Thanks, Frank. I thought it might be better in the U. K. One thing I was hopeful of obtaining is feedback on conditions elsewhere.
I once had a student tell me she planned to teach the second grade, and to skip mathematics when she did. I had another ask me to print, she could not read cursive. But, the worse is when I came upon a friend sitting dejected after being told his students filed a complaint that he was using too large of words for a class in a university, and the department chair agreed with the students.
These students are the people we need to count on to solve problems, like global warming. That is the real frightening part of the situation.
Well said! You have fulfiled the first moral requirement for a writer, to speak the truth, unpopular though it may be.
I can add some cases from my own experience. Once when asked to take a maths class for an absent teacher, a twelve year old girl asked me for a calculator. I said that the calculators were in a locked cupboard to which I had no key, but she should work out the sum for herself. She said that 48 divided by four was too hard to do! I made her do the sum with me. Maybe she thought me hard, but I was doing her a favour.

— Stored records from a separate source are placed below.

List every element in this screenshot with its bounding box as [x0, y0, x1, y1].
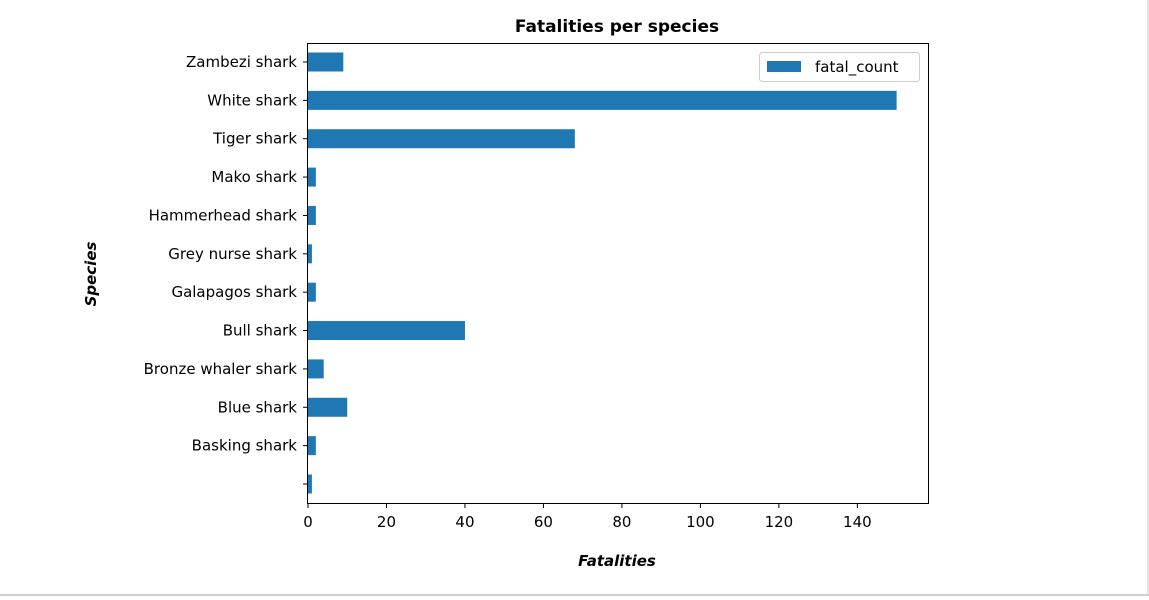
bar [308, 52, 344, 72]
bar [308, 282, 316, 302]
y-axis-label: Species [82, 242, 100, 307]
y-tick-label: Blue shark [218, 398, 298, 416]
x-tick-label: 0 [303, 513, 313, 531]
x-axis-label: Fatalities [578, 552, 656, 570]
y-tick-label: Bronze whaler shark [144, 360, 298, 378]
bar [308, 397, 348, 417]
legend-box [759, 52, 920, 82]
bar [308, 167, 316, 187]
x-tick-label: 140 [843, 513, 872, 531]
legend-swatch [767, 61, 801, 72]
bar [308, 436, 316, 456]
x-tick-label: 100 [686, 513, 715, 531]
y-tick-label: Mako shark [211, 168, 297, 186]
y-tick-label: Grey nurse shark [168, 245, 297, 263]
y-tick-label: White shark [207, 91, 297, 109]
chart-title: Fatalities per species [515, 17, 719, 37]
y-tick-label: Hammerhead shark [149, 206, 298, 224]
bar [308, 474, 312, 494]
frame-right-edge [1147, 0, 1149, 594]
y-ticks: Basking shark Blue shark Bronze whaler sha… [144, 53, 308, 485]
bar [308, 244, 312, 264]
frame-bottom-edge [0, 594, 1149, 596]
y-tick-label: Bull shark [223, 322, 298, 340]
x-tick-label: 40 [455, 513, 474, 531]
y-tick-label: Basking shark [192, 437, 298, 455]
legend: fatal_count [759, 52, 920, 82]
legend-label: fatal_count [815, 58, 899, 77]
x-tick-label: 60 [534, 513, 553, 531]
x-ticks: 0 20 40 60 80 100 120 140 [303, 503, 872, 531]
x-tick-label: 120 [765, 513, 794, 531]
bar [308, 129, 575, 149]
bar [308, 90, 897, 110]
y-tick-label: Zambezi shark [186, 53, 297, 71]
x-tick-label: 20 [377, 513, 396, 531]
bar [308, 359, 324, 379]
bar [308, 205, 316, 225]
plot-frame [307, 43, 929, 504]
bars-group [308, 52, 897, 494]
y-tick-label: Tiger shark [212, 130, 297, 148]
bar [308, 321, 465, 341]
x-tick-label: 80 [612, 513, 631, 531]
y-tick-label: Galapagos shark [171, 283, 297, 301]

Less excusable was a girl in a revision class that I was teaching. She was seventeen and was having trouble with her Religious Studies work. She was studying Mark's Gospel. Half way through the lesson I had an insight and asked her "Have you ever read this gospel?" The answer was no, she was working from notes and hand outs from the lecturer. I said that as we had three sessions booked, her homework for the first two nights was to actually read the book, the first half one night, the rest on the night after that. We got feed back from her. When she finally sat the exam she obtained the best result of all students in her class, two grades higher than any other of her classmates. So what standards was the teacher settting?